Using the Rosetta spacecraft’s ROSINA instrument and data captured by the Atacama Large Millimeter/submillimeter Array (ALMA), a team of researchers has found the first evidence of the chemical compound Freon-40 in space.

Otherwise known as methyl chloride and chloromethane, the chemical was found around both Comet 67p in our own solar system and the infant star system IRAS 16293-2422, about 400 light years away from Earth.

This discovery makes it the first detection ever of a stable organohalogen – something that consists of halogens, such as chlorine and fluorine, bonded with carbon and sometimes other elements – in interstellar space.

Positives and negatives

Unfortunately for those on the hunt for extraterrestrial life, this adds some doubt to the theory that marked Freon-40 as a determining factor in the presence of living organisms, as the organohalogen discovery predates the origin of life itself.

The discovery of the compound in space was surprising to the researchers from the Harvard-Smithsonian Center for Astrophysics.

“We simply didn’t predict its formation and were surprised to find it in such significant concentrations,” said Edith Fayolle, the lead author of a paper now published in Nature Astronomy.

“It’s clear now that these molecules form readily in stellar nurseries, providing insights into the chemical evolution of planetary systems, including our own.”

A constituent of the ‘primordial soup’

However, speaking about the implications for finding life in the universe, co-author of the paper Karin Öberg is slightly more optimistic.

In her view, the discovery suggests that astronomers may have been looking at things the wrong way.

Instead of indicating the presence of existing life, organohalogens may be an important element in the little-understood chemistry involved in the origin of life.

“ALMA’s discovery of organohalogens in the interstellar medium also tells us something about the starting conditions for organic chemistry on planets.
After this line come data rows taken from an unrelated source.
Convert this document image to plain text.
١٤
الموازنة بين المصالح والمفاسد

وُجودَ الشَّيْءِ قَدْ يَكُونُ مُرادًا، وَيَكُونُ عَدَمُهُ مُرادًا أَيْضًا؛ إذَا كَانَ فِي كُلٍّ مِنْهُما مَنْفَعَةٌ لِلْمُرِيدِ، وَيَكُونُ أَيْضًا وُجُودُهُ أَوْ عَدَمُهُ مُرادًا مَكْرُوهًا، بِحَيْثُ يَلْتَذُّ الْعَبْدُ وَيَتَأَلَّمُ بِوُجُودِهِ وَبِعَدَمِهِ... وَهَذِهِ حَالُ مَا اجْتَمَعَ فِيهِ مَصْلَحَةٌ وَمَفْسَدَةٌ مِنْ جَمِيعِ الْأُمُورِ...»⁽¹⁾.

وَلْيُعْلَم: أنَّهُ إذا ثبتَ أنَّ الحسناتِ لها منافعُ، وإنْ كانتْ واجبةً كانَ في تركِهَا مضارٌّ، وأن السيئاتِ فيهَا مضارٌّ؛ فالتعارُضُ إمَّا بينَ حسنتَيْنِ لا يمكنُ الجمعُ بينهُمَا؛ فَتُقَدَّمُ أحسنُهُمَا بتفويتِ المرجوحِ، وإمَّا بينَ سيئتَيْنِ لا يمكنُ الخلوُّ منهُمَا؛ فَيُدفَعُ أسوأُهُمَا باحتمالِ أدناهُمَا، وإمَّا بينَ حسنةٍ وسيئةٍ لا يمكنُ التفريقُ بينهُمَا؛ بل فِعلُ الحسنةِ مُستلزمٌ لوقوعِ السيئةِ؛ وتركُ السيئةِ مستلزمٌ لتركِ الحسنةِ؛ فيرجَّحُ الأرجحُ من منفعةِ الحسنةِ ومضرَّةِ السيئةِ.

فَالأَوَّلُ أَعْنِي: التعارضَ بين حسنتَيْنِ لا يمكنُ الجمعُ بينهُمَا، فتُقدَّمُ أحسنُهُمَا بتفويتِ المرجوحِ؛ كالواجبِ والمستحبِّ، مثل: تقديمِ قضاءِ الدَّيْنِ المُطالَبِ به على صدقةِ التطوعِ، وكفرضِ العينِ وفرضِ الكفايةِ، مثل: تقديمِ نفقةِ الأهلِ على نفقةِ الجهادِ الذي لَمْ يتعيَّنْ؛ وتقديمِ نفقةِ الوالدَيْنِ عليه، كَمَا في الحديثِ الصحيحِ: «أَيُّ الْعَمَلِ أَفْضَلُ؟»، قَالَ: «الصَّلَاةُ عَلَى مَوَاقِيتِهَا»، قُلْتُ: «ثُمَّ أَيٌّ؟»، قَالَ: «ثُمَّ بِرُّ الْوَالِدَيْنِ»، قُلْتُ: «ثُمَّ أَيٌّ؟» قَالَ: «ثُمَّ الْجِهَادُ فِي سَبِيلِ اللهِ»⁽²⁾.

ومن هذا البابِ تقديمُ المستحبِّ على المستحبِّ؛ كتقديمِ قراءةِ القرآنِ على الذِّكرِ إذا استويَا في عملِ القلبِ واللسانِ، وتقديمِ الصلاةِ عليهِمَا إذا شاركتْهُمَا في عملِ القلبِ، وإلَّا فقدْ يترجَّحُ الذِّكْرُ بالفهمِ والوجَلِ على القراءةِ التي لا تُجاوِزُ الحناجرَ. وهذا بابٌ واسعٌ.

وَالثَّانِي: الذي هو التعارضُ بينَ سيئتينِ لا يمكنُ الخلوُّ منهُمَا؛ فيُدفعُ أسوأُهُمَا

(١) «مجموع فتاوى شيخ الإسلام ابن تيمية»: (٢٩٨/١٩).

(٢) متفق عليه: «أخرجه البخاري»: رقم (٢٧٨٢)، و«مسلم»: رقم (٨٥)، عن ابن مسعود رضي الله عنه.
Such chemistry is an important step toward the origins of life,” she said.

“Based on our discovery, organohalogens are likely to be a constituent of the so-called ‘primordial soup’, both on the young Earth and on nascent rocky exoplanets.”

The discovery of Freon-40 also adds to the credence that because it is found in similar abundances in an infant star system and comet, a young planetary system could possibly inherit the chemical composition of its parent star-forming cloud.

This opens up the possibility that organohalogens could arrive on planets in young systems during planet formation or via comet impacts.

Updated, 5.24pm, 2 October: An earlier version of this article mistakenly suggested that the discovery of Freon-40 in space ruled the chemical out as an indicator of extraterrestrial life.